Jakarta – Presiden Prabowo Subianto mengumpulkan jajaran pimpinan Komite Stabilitas Sistem Keuangan (KSSK) di Istana Kepresidenan, Senin (27/7), guna merespons transisi kepemimpinan di otoritas moneter nasional.
Langkah ini diambil menyusul pengunduran diri Perry Warjiyo dari jabatannya sebagai Gubernur Bank Indonesia (BI).
Menteri Sekretaris Negara, Prasetyo Hadi, mengonfirmasi bahwa pemerintah telah menerima surat pengunduran diri tersebut secara resmi.
“Per kemarin secara resmi kami menerima surat pengunduran diri Bapak Gubernur BI kepada Presiden,” ujar Prasetyo Hadi dalam konferensi pers di Jakarta, Senin (27/7).
Prasetyo menegaskan bahwa keputusan Perry Warjiyo untuk melepaskan jabatan didasarkan pada alasan pribadi.
Pemerintah kini tengah memproses administrasi pemberhentian dengan hormat melalui penerbitan Keputusan Presiden.
Selama masa transisi hingga terpilihnya pejabat definitif, posisi Gubernur BI akan dijabat oleh Deputi Gubernur Senior, Destry Damayanti, sebagai Pelaksana Tugas (Plt).
Penunjukan Destry dilakukan untuk memastikan operasional bank sentral tetap berjalan tanpa hambatan.
Kehadiran Destry di Istana bersama jajaran dewan gubernur BI lainnya pada Senin sore bertujuan untuk melakukan koordinasi mendesak terkait stabilitas ekonomi.
“Undangan pertemuan, kami koordinasi,” kata Destry Damayanti saat tiba di Istana Kepresidenan, Senin (27/7).
Terkait gejolak pasar, Destry memastikan bahwa Bank Indonesia tetap berkomitmen menjaga stabilitas keuangan nasional.

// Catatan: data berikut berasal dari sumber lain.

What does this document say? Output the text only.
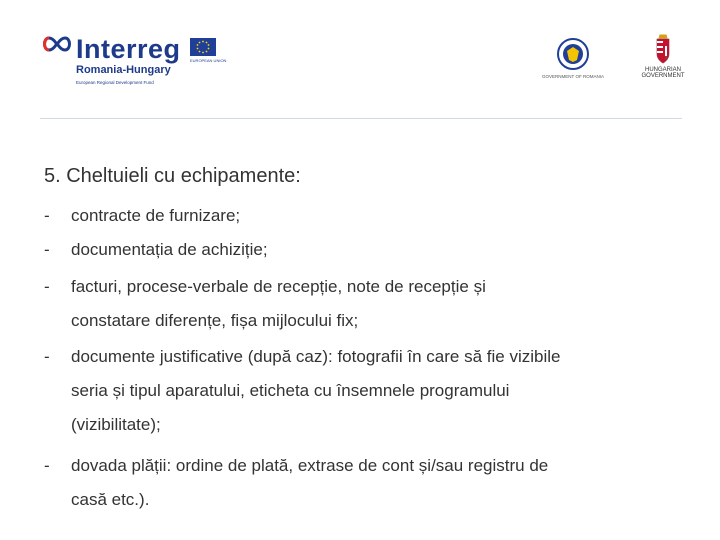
Interreg EUROPEAN UNION
Romania-Hungary
European Regional Development Fund
GOVERNMENT OF ROMANIA
HUNGARIAN
GOVERNMENT
5. Cheltuieli cu echipamente:
-	contracte de furnizare;
-	documentația de achiziție;
-	facturi, procese-verbale de recepție, note de recepție și
constatare diferențe, fișa mijlocului fix;
-	documente justificative (după caz): fotografii în care să fie vizibile
seria și tipul aparatului, eticheta cu însemnele programului
(vizibilitate);
-	dovada plății: ordine de plată, extrase de cont și/sau registru de
casă etc.).
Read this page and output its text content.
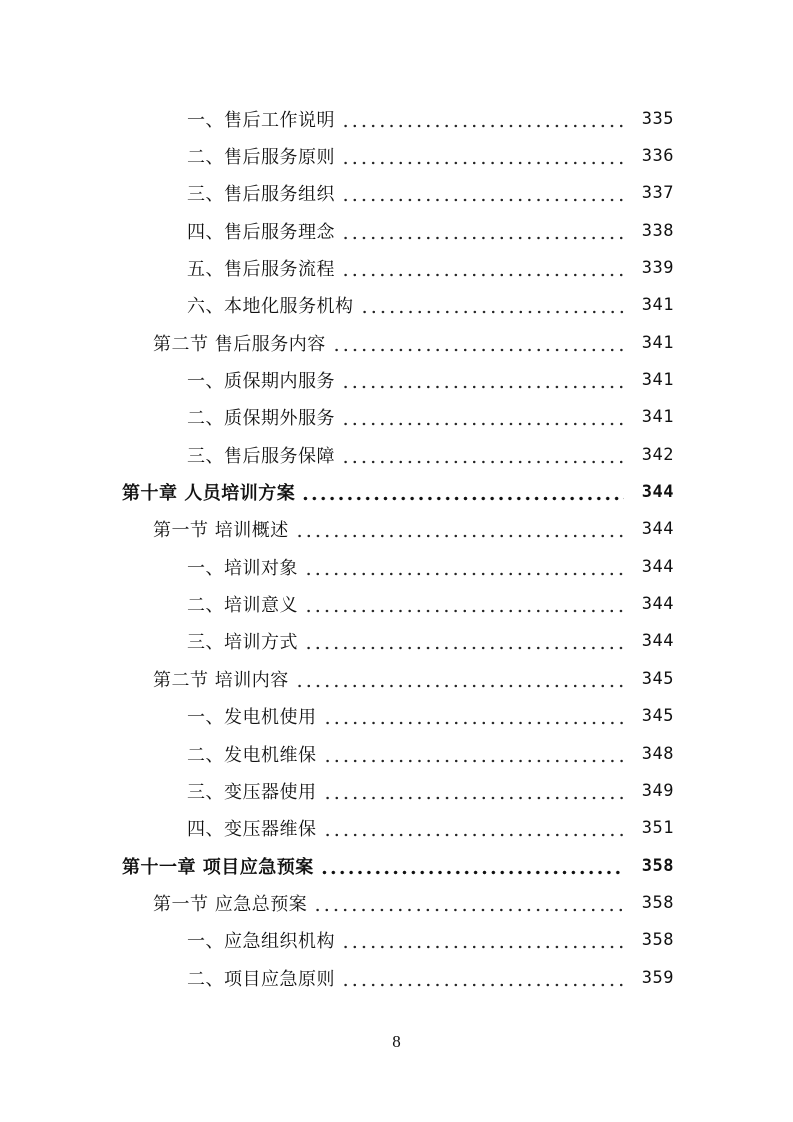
一、售后工作说明	335
二、售后服务原则	336
三、售后服务组织	337
四、售后服务理念	338
五、售后服务流程	339
六、本地化服务机构	341
第二节 售后服务内容	341
一、质保期内服务	341
二、质保期外服务	341
三、售后服务保障	342
第十章 人员培训方案	344
第一节 培训概述	344
一、培训对象	344
二、培训意义	344
三、培训方式	344
第二节 培训内容	345
一、发电机使用	345
二、发电机维保	348
三、变压器使用	349
四、变压器维保	351
第十一章 项目应急预案	358
第一节 应急总预案	358
一、应急组织机构	358
二、项目应急原则	359
8
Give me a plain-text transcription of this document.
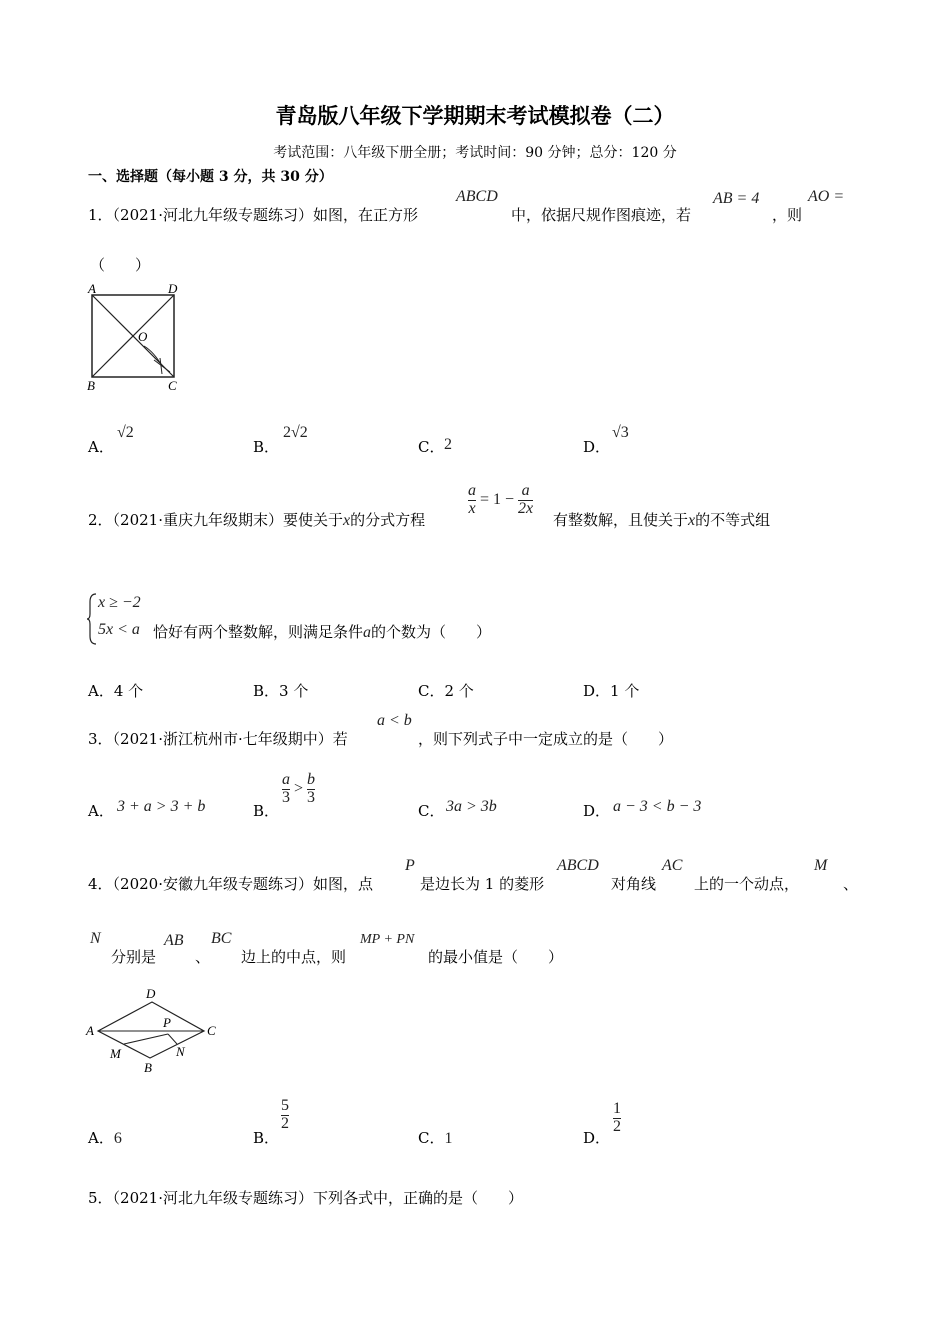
青岛版八年级下学期期末考试模拟卷（二）
考试范围：八年级下册全册；考试时间：90 分钟；总分：120 分
一、选择题（每小题 3 分，共 30 分）
1．（2021·河北九年级专题练习）如图，在正方形
ABCD
中，依据尺规作图痕迹，若
AB = 4
，则
AO =
（　　）
A	D
O
B	C
A．
√2
B．
2√2
C． 2	D．
√3
2．（2021·重庆九年级期末）要使关于x的分式方程
$\frac{a}{x} = 1 - \frac{a}{2x}$
有整数解，且使关于x的不等式组
x ≥ −2
5x < a 恰好有两个整数解，则满足条件a的个数为（　　）
A．4 个	B．3 个	C．2 个	D．1 个
3．（2021·浙江杭州市·七年级期中）若
a < b
，则下列式子中一定成立的是（　　）
A． 3 + a > 3 + b	B．
$\frac{a}{3} > \frac{b}{3}$
C． 3a > 3b	D． a − 3 < b − 3
4．（2020·安徽九年级专题练习）如图，点
P
是边长为 1 的菱形
ABCD
对角线
AC
上的一个动点，
M
、
N
分别是
AB
、
BC
边上的中点，则
MP + PN
的最小值是（　　）
D
A
P
C
M	N
B
A．6	B．
$\frac{5}{2}$
C．1	D．
$\frac{1}{2}$
5．（2021·河北九年级专题练习）下列各式中，正确的是（　　）
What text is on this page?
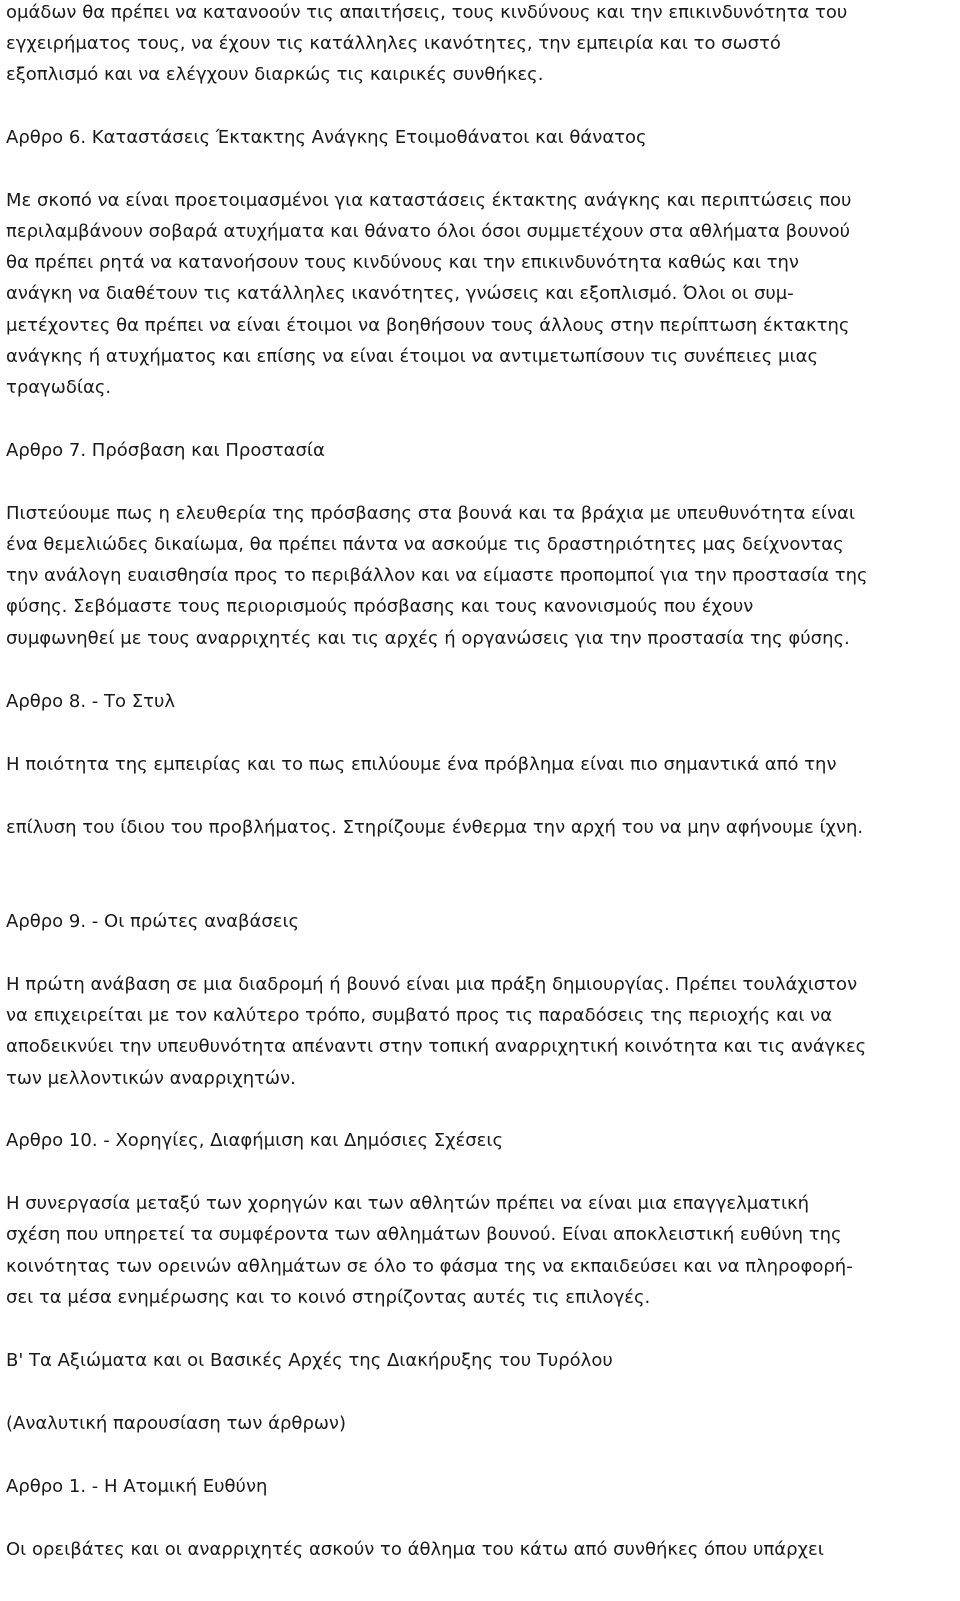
ομάδων θα πρέπει να κατανοούν τις απαιτήσεις, τους κινδύνους και την επικινδυνότητα του
εγχειρήματος τους, να έχουν τις κατάλληλες ικανότητες, την εμπειρία και το σωστό
εξοπλισμό και να ελέγχουν διαρκώς τις καιρικές συνθήκες.
Αρθρο 6. Καταστάσεις Έκτακτης Ανάγκης Ετοιμοθάνατοι και θάνατος
Με σκοπό να είναι προετοιμασμένοι για καταστάσεις έκτακτης ανάγκης και περιπτώσεις που
περιλαμβάνουν σοβαρά ατυχήματα και θάνατο όλοι όσοι συμμετέχουν στα αθλήματα βουνού
θα πρέπει ρητά να κατανοήσουν τους κινδύνους και την επικινδυνότητα καθώς και την
ανάγκη να διαθέτουν τις κατάλληλες ικανότητες, γνώσεις και εξοπλισμό. Όλοι οι συμ-
μετέχοντες θα πρέπει να είναι έτοιμοι να βοηθήσουν τους άλλους στην περίπτωση έκτακτης
ανάγκης ή ατυχήματος και επίσης να είναι έτοιμοι να αντιμετωπίσουν τις συνέπειες μιας
τραγωδίας.
Αρθρο 7. Πρόσβαση και Προστασία
Πιστεύουμε πως η ελευθερία της πρόσβασης στα βουνά και τα βράχια με υπευθυνότητα είναι
ένα θεμελιώδες δικαίωμα, θα πρέπει πάντα να ασκούμε τις δραστηριότητες μας δείχνοντας
την ανάλογη ευαισθησία προς το περιβάλλον και να είμαστε προπομποί για την προστασία της
φύσης. Σεβόμαστε τους περιορισμούς πρόσβασης και τους κανονισμούς που έχουν
συμφωνηθεί με τους αναρριχητές και τις αρχές ή οργανώσεις για την προστασία της φύσης.
Αρθρο 8. - Το Στυλ
Η ποιότητα της εμπειρίας και το πως επιλύουμε ένα πρόβλημα είναι πιο σημαντικά από την
επίλυση του ίδιου του προβλήματος. Στηρίζουμε ένθερμα την αρχή του να μην αφήνουμε ίχνη.
Αρθρο 9. - Οι πρώτες αναβάσεις
Η πρώτη ανάβαση σε μια διαδρομή ή βουνό είναι μια πράξη δημιουργίας. Πρέπει τουλάχιστον
να επιχειρείται με τον καλύτερο τρόπο, συμβατό προς τις παραδόσεις της περιοχής και να
αποδεικνύει την υπευθυνότητα απέναντι στην τοπική αναρριχητική κοινότητα και τις ανάγκες
των μελλοντικών αναρριχητών.
Αρθρο 10. - Χορηγίες, Διαφήμιση και Δημόσιες Σχέσεις
Η συνεργασία μεταξύ των χορηγών και των αθλητών πρέπει να είναι μια επαγγελματική
σχέση που υπηρετεί τα συμφέροντα των αθλημάτων βουνού. Είναι αποκλειστική ευθύνη της
κοινότητας των ορεινών αθλημάτων σε όλο το φάσμα της να εκπαιδεύσει και να πληροφορή-
σει τα μέσα ενημέρωσης και το κοινό στηρίζοντας αυτές τις επιλογές.
Β' Τα Αξιώματα και οι Βασικές Αρχές της Διακήρυξης του Τυρόλου
(Αναλυτική παρουσίαση των άρθρων)
Αρθρο 1. - Η Ατομική Ευθύνη
Οι ορειβάτες και οι αναρριχητές ασκούν το άθλημα του κάτω από συνθήκες όπου υπάρχει
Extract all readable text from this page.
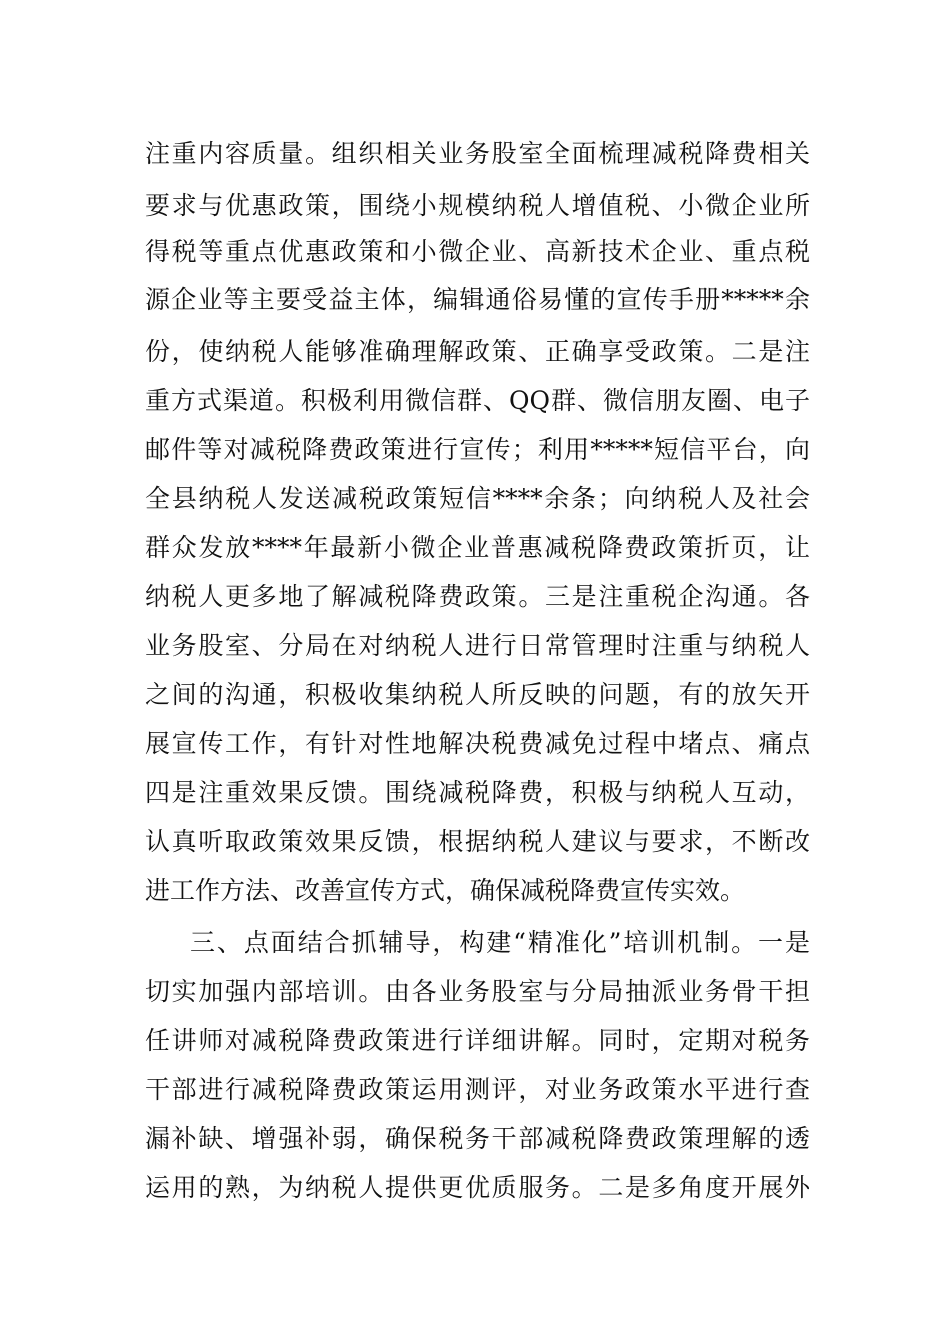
注重内容质量。组织相关业务股室全面梳理减税降费相关
要求与优惠政策，围绕小规模纳税人增值税、小微企业所
得税等重点优惠政策和小微企业、高新技术企业、重点税
源企业等主要受益主体，编辑通俗易懂的宣传手册*****余
份，使纳税人能够准确理解政策、正确享受政策。二是注
重方式渠道。积极利用微信群、QQ群、微信朋友圈、电子
邮件等对减税降费政策进行宣传；利用*****短信平台，向
全县纳税人发送减税政策短信****余条；向纳税人及社会
群众发放****年最新小微企业普惠减税降费政策折页，让
纳税人更多地了解减税降费政策。三是注重税企沟通。各
业务股室、分局在对纳税人进行日常管理时注重与纳税人
之间的沟通，积极收集纳税人所反映的问题，有的放矢开
展宣传工作，有针对性地解决税费减免过程中堵点、痛点
四是注重效果反馈。围绕减税降费，积极与纳税人互动，
认真听取政策效果反馈，根据纳税人建议与要求，不断改
进工作方法、改善宣传方式，确保减税降费宣传实效。
三、点面结合抓辅导，构建“精准化”培训机制。一是
切实加强内部培训。由各业务股室与分局抽派业务骨干担
任讲师对减税降费政策进行详细讲解。同时，定期对税务
干部进行减税降费政策运用测评，对业务政策水平进行查
漏补缺、增强补弱，确保税务干部减税降费政策理解的透
运用的熟，为纳税人提供更优质服务。二是多角度开展外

“BI tetap menjaga stabilitas keuangan, nilai tukar tetap menjadi prioritas kami juga,” tegas Destry dalam keterangan singkatnya.
Ketua Dewan Komisioner Otoritas Jasa Keuangan (OJK), Friderica Widyasari Dewi, menambahkan bahwa rapat koordinasi ini sangat krusial untuk memetakan situasi ekonomi terkini.
“Kami akan rapat koordinasi saja, tentang situasi saat ini,” ujar Friderica Widyasari Dewi, Senin (27/7).
Ketua Dewan Komisioner Lembaga Penjamin Simpanan (LPS), Anggito Abimanyu, juga turut hadir dalam pertemuan tersebut untuk membahas agenda KSSK.
Meski demikian, Anggito enggan memberikan komentar lebih mendalam mengenai mundurnya Perry Warjiyo.
“Nanti saja ya,” ungkap Anggito Abimanyu saat dimintai keterangan oleh awak media, Senin (27/7).
Pengunduran diri ini sebelumnya telah memberikan tekanan pada pasar finansial domestik sejak awal pekan.
Indeks Harga Saham Gabungan (IHSG) mencatatkan penurunan signifikan sesaat setelah kabar tersebut mencuat.
IHSG sempat dibuka melemah ke level 6.185 dan terkoreksi 0,65 persen ke posisi 6.156 pada pukul 09.02 WIB.
Sentimen negatif juga terlihat pada pergerakan nilai tukar rupiah terhadap dolar Amerika Serikat.
Mata uang Garuda terpantau melemah 9 poin atau 0,05 persen menjadi Rp17.972 per dolar AS, dibandingkan penutupan sebelumnya di level Rp17.963 per dolar AS.
Pemerintah saat ini tengah berupaya menenangkan pasar melalui koordinasi intensif antarlembaga di bawah payung KSSK guna memastikan kebijakan moneter dan fiskal tetap selaras.